L’image de la soirée, vendredi 5 août, à l’arrivée du 100 m. | ANTONIN THUILLIER / AFP

La diabolisation de Gatlin s’accompagne souvent, comme en un effet miroir, d’une idéalisation de Bolt. Puisqu’il y a un méchant, c’est qu’il y a un gentil. Le sport spectacle a besoin de héros qui font vendre et remplissent les stades. Sans minimiser l’apport du Jamaïcain à sa discipline, sans jeter le doute sur ses performances, il convient simplement de rappeler que son pays et d’autres — Kenya, Ethiopie… liste non exhaustive — ne sont pas des modèles de lutte antidopage. Et qu’une absence de contrôle positif, si elle est à mettre au crédit de l’athlète, n’a jamais représenté un gage absolu de probité.

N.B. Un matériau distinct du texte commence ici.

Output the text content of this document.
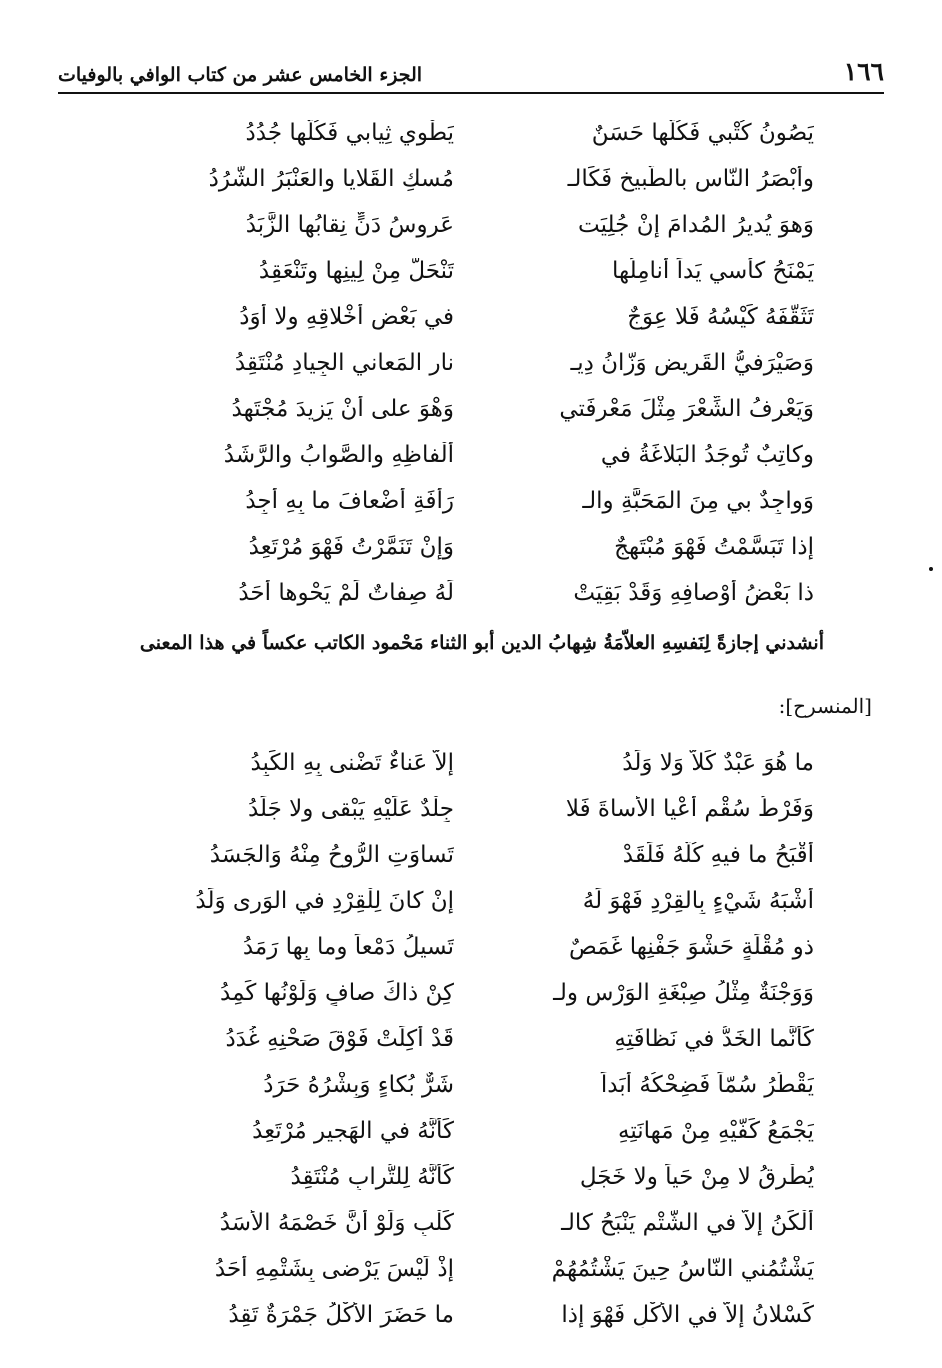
١٦٦
الجزء الخامس عشر من كتاب الوافي بالوفيات
يَصُونُ كُتْبي فَكُلُّها حَسَنٌ
يَطْوي ثِيابي فَكُلُّها جُدُدُ
وأَبْصَرُ النّاسِ بالطَّبيخِ فَكَالـ
مُسكِ القَلايا والعَنْبَرُ الشَّرُدُ
وَهوَ يُديرُ المُدامَ إنْ جُلِيَت
عَروسُ دَنٍّ نِقابُها الزَّبَدُ
يَمْنَحُ كأسي يَداً أَنامِلُها
تَنْحَلُّ مِنْ لِينِها وتَنْعَقِدُ
تَثَقَّفَهُ كَيْسُهُ فَلا عِوَجٌ
في بَعْضِ أَخْلاقِهِ ولا أَوَدُ
وَصَيْرَفيُّ القَريضِ وَزّانُ دِيـ
نارِ المَعاني الجِيادِ مُنْتَقِدُ
وَيَعْرِفُ الشِّعْرَ مِثْلَ مَعْرِفَتي
وَهْوَ على أَنْ يَزيدَ مُجْتَهِدُ
وكاتِبٌ تُوجَدُ البَلاغَةُ في
أَلْفاظِهِ والصَّوابُ والرَّشَدُ
وَواجِدٌ بي مِنَ المَحَبَّةِ والـ
رَأْفَةِ أَضْعافَ ما بِهِ أَجِدُ
إذا تَبَسَّمْتُ فَهْوَ مُبْتَهِجٌ
وَإنْ تَنَمَّرْتُ فَهْوَ مُرْتَعِدُ
ذا بَعْضُ أَوْصافِهِ وَقَدْ بَقِيَتْ
لَهُ صِفاتٌ لَمْ يَحْوِها أَحَدُ
أنشدني إجازةً لِنَفسِهِ العلاّمَةُ شِهابُ الدين أبو الثناء مَحْمود الكاتب عكساً في هذا المعنى
[المنسرح]:
ما هُوَ عَبْدٌ كَلاٌّ وَلا وَلَدُ
إلاّ عَناءٌ تَضْنى بِهِ الكَبِدُ
وَفَرْطُ سُقْمٍ أَعْيا الأُساةَ فَلا
جِلْدٌ عَلَيْهِ يَبْقى ولا جَلَدُ
أَقْبَحُ ما فيهِ كُلُّهُ فَلَقَدْ
تَساوَتِ الرُّوحُ مِنْهُ وَالجَسَدُ
أَشْبَهُ شَيْءٍ بِالقِرْدِ فَهْوَ لَهُ
إنْ كانَ لِلْقِرْدِ في الوَرى وَلَدُ
ذو مُقْلَةٍ حَشْوَ جَفْنِها غَمَصٌ
تَسيلُ دَمْعاً وما بِها رَمَدُ
وَوَجْنَةٌ مِثْلُ صِبْغَةِ الوَرْسِ ولـ
كِنْ ذاكَ صافٍ وَلَوْنُها كَمِدُ
كَأَنَّما الخَدُّ في نَظافَتِهِ
قَدْ أُكِلَتْ فَوْقَ صَحْنِهِ غُدَدُ
يَقْطُرُ سُمّاً فَضِحْكُهُ أَبَداً
شَرٌّ بُكاءٍ وَبِشْرُهُ حَرَدُ
يَجْمَعُ كَفَّيْهِ مِنْ مَهانَتِهِ
كَأَنَّهُ في الهَجيرِ مُرْتَعِدُ
يُطْرِقُ لا مِنْ حَياً ولا خَجَلٍ
كَأَنَّهُ لِلتُّرابِ مُنْتَقِدُ
أَلْكَنُ إلاّ في الشَّتْمِ يَنْبَحُ كالـ
كَلْبِ وَلَوْ أَنَّ خَصْمَهُ الأَسَدُ
يَشْتُمُني النّاسُ حِينَ يَشْتُمُهُمْ
إذْ لَيْسَ يَرْضى بِشَتْمِهِ أَحَدُ
كَسْلانُ إلاّ في الأَكْلِ فَهْوَ إذا
ما حَضَرَ الأَكْلُ جَمْرَةٌ تَقِدُ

La victoire de Gatlin laisse Sebastian Coe circonspect car elle n’entre pas dans le storytelling de l’IAAF, celui d’un sport sur le chemin de la rédemption. Comme le Tour de France, qui se veut presque chaque année « le Tour du renouveau », l’athlétisme veut montrer qu’il est sur la bonne voie après le séisme russe. Gatlin vainqueur, c’est le refoulé qui refait surface. Coe a beau avoir longtemps fait preuve d’une incroyable naïveté concernant la situation catastrophique en Russie, il se pose désormais en parangon d’un athlétisme propre. Et Gatlin n’a pas vraiment le CV d’une tête de gondole.

« C’est un peu dommage que les huées à mon encontre aient été plus fortes que les encouragements pour les autres », s’est plaint l’Américain, samedi. On n’ira pas forcément jusqu’à compatir. Mais les stades résonneraient bizarrement si tous les anciens dopés se faisaient huer à leur apparition, et l’on assisterait probablement à une épidémie d’extinctions de voix parmi les spectateurs.

Samedi soir, au départ de la finale du 100 m, un athlète a reçu de chaleureux applaudissements des 60 000 personnes présentes dans les tribunes du stade olympique de Londres. Le Jamaïcain Yohan Blake a pu savourer cet accueil des plus bienveillants. En 2009, il avait pourtant été suspendu trois mois par sa fédération pour un contrôle positif à la méthylxanthine, un stimulant. En athlétisme comme ailleurs, l’indignation est souvent sélective. La victoire de Justin Gatlin le montre de manière éclatante, ce n’est pas le moindre de ses mérites. La gueule de bois présente parfois plus de vertus que l’ivresse des soirées trop parfaites.